MESOZOIC-CENOZOIC MAGMATIC HISTORY OF THE ALASKA RANGE SUTURE ZONE
The Alaska Range Suture Zone has experienced a protracted and complex Mesozoic-Cenozoic magmatic history, with discrete magmatic pulses and lulls. Between ~100-90 Ma a suite of plutons was emplaced in the suture zone during accretion of the Wrangellia composite terrane against North America. This pulse of magmatism was followed by a relative hiatus until ~70 Ma, when a ~15 MY period of wide spread arc magmatism occurred as the proto-Pacific plate underwent oblique subduction along its northeast margin. Additionally, there was a period of magmatism between ~62-50 Ma with intraplate characteristics, atypical of arc processes, possibly a result of post-collisional delamination beneath the suture zone and likely transtentional related magmatism along the Denali Fault during this time period.

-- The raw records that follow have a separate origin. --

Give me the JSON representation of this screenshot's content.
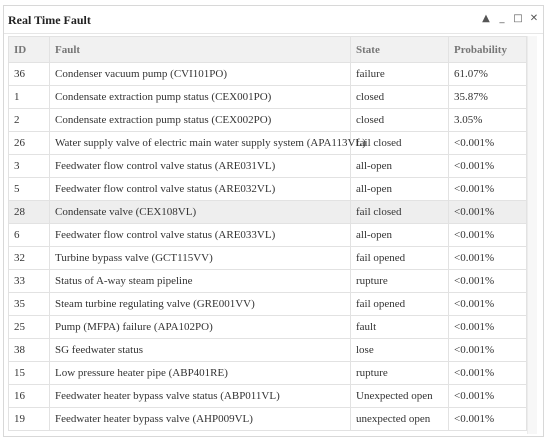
{
  "panel": {
    "title": "Real Time Fault",
    "controls": {
      "collapse": "▲",
      "minimize": "_",
      "maximize": "□",
      "close": "✕"
    }
  },
  "table": {
    "headers": {
      "id": "ID",
      "fault": "Fault",
      "state": "State",
      "probability": "Probability"
    },
    "selected_row": 6,
    "rows": [
      {
        "id": "36",
        "fault": "Condenser vacuum pump (CVI101PO)",
        "state": "failure",
        "probability": "61.07%"
      },
      {
        "id": "1",
        "fault": "Condensate extraction pump status (CEX001PO)",
        "state": "closed",
        "probability": "35.87%"
      },
      {
        "id": "2",
        "fault": "Condensate extraction pump status (CEX002PO)",
        "state": "closed",
        "probability": "3.05%"
      },
      {
        "id": "26",
        "fault": "Water supply valve of electric main water supply system (APA113VL)",
        "state": "fail closed",
        "probability": "<0.001%"
      },
      {
        "id": "3",
        "fault": "Feedwater flow control valve status (ARE031VL)",
        "state": "all-open",
        "probability": "<0.001%"
      },
      {
        "id": "5",
        "fault": "Feedwater flow control valve status (ARE032VL)",
        "state": "all-open",
        "probability": "<0.001%"
      },
      {
        "id": "28",
        "fault": "Condensate valve (CEX108VL)",
        "state": "fail closed",
        "probability": "<0.001%"
      },
      {
        "id": "6",
        "fault": "Feedwater flow control valve status (ARE033VL)",
        "state": "all-open",
        "probability": "<0.001%"
      },
      {
        "id": "32",
        "fault": "Turbine bypass valve (GCT115VV)",
        "state": "fail opened",
        "probability": "<0.001%"
      },
      {
        "id": "33",
        "fault": "Status of A-way steam pipeline",
        "state": "rupture",
        "probability": "<0.001%"
      },
      {
        "id": "35",
        "fault": "Steam turbine regulating valve (GRE001VV)",
        "state": "fail opened",
        "probability": "<0.001%"
      },
      {
        "id": "25",
        "fault": "Pump (MFPA) failure (APA102PO)",
        "state": "fault",
        "probability": "<0.001%"
      },
      {
        "id": "38",
        "fault": "SG feedwater status",
        "state": "lose",
        "probability": "<0.001%"
      },
      {
        "id": "15",
        "fault": "Low pressure heater pipe (ABP401RE)",
        "state": "rupture",
        "probability": "<0.001%"
      },
      {
        "id": "16",
        "fault": "Feedwater heater bypass valve status (ABP011VL)",
        "state": "Unexpected open",
        "probability": "<0.001%"
      },
      {
        "id": "19",
        "fault": "Feedwater heater bypass valve (AHP009VL)",
        "state": "unexpected open",
        "probability": "<0.001%"
      }
    ]
  }
}
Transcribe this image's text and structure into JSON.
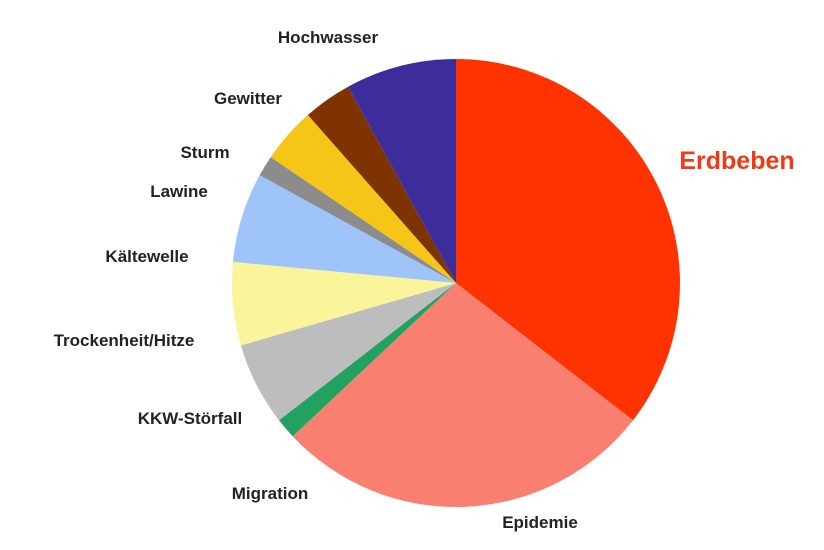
{
  "chart_data": {
    "type": "pie",
    "title": "",
    "start_angle_deg": 0,
    "direction": "clockwise",
    "highlight_color": "#F03A17",
    "slices": [
      {
        "name": "Erdbeben",
        "value": 35.5,
        "color": "#FF3300",
        "highlight": true
      },
      {
        "name": "Epidemie",
        "value": 27.5,
        "color": "#F98070",
        "highlight": false
      },
      {
        "name": "Migration",
        "value": 1.5,
        "color": "#22A260",
        "highlight": false
      },
      {
        "name": "KKW-Störfall",
        "value": 6.0,
        "color": "#BDBDBD",
        "highlight": false
      },
      {
        "name": "Trockenheit/Hitze",
        "value": 6.0,
        "color": "#FAF49A",
        "highlight": false
      },
      {
        "name": "Kältewelle",
        "value": 6.5,
        "color": "#9EC4F9",
        "highlight": false
      },
      {
        "name": "Lawine",
        "value": 1.5,
        "color": "#8C8C8C",
        "highlight": false
      },
      {
        "name": "Sturm",
        "value": 4.0,
        "color": "#F5C518",
        "highlight": false
      },
      {
        "name": "Gewitter",
        "value": 3.5,
        "color": "#7E3300",
        "highlight": false
      },
      {
        "name": "Hochwasser",
        "value": 8.0,
        "color": "#3D2D9A",
        "highlight": false
      }
    ]
  }
}
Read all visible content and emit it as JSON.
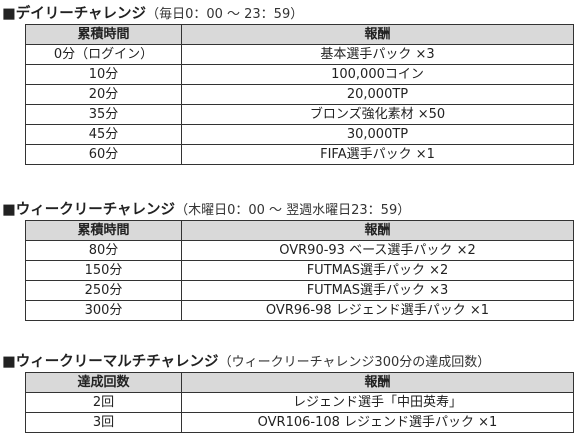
{
  "sections": [
    {
      "marker": "■",
      "title": "デイリーチャレンジ",
      "subtitle": "（毎日0：00 ～ 23：59）",
      "headers": [
        "累積時間",
        "報酬"
      ],
      "rows": [
        [
          "0分（ログイン）",
          "基本選手パック ×3"
        ],
        [
          "10分",
          "100,000コイン"
        ],
        [
          "20分",
          "20,000TP"
        ],
        [
          "35分",
          "ブロンズ強化素材 ×50"
        ],
        [
          "45分",
          "30,000TP"
        ],
        [
          "60分",
          "FIFA選手パック ×1"
        ]
      ]
    },
    {
      "marker": "■",
      "title": "ウィークリーチャレンジ",
      "subtitle": "（木曜日0：00 ～ 翌週水曜日23：59）",
      "headers": [
        "累積時間",
        "報酬"
      ],
      "rows": [
        [
          "80分",
          "OVR90-93 ベース選手パック ×2"
        ],
        [
          "150分",
          "FUTMAS選手パック ×2"
        ],
        [
          "250分",
          "FUTMAS選手パック ×3"
        ],
        [
          "300分",
          "OVR96-98 レジェンド選手パック ×1"
        ]
      ]
    },
    {
      "marker": "■",
      "title": "ウィークリーマルチチャレンジ",
      "subtitle": "（ウィークリーチャレンジ300分の達成回数）",
      "headers": [
        "達成回数",
        "報酬"
      ],
      "rows": [
        [
          "2回",
          "レジェンド選手「中田英寿」"
        ],
        [
          "3回",
          "OVR106-108 レジェンド選手パック ×1"
        ]
      ]
    }
  ]
}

From ~55 Ma to ~45 Ma there was another lull in magmatism that is associated with a Paleocene-Eocene ridge subduction event. ~40 Ma to ~30 Ma was a period of high flux magmatism with arc characteristics along the Alaska Range Suture zone as a young-hot Pacific plate underwent flat-slab subduction, possibly in part driven by the hydrostatic affects of the over thickened Alaska Range Suture Zone. Magmatism along the Alaska Range arc waned between ~30 Ma and ~25 Ma, limited primarily to mafic dike-emplacement along the north side of the Denali Fault zone, likely reflecting a transitional period between Pacific plate subduction and flat-slab subduction of the Yakutat microplate. There is sparse arc volcanic activity in the region at ~7 Ma, ~1 Ma, and during the Holocene. Shutting down of the central Alaska Range arc is coincident with the ~26 Ma initiation of the Wrangell arc along the edge of the Yakutat flat-slab. The lack of significant magmatism along the Alaska Range arc during the Neogene is likely reflecting both the affects of the flat-slab subduction of the Yakutat microplate and the resultant transpressive nature of the central Denali Fault system.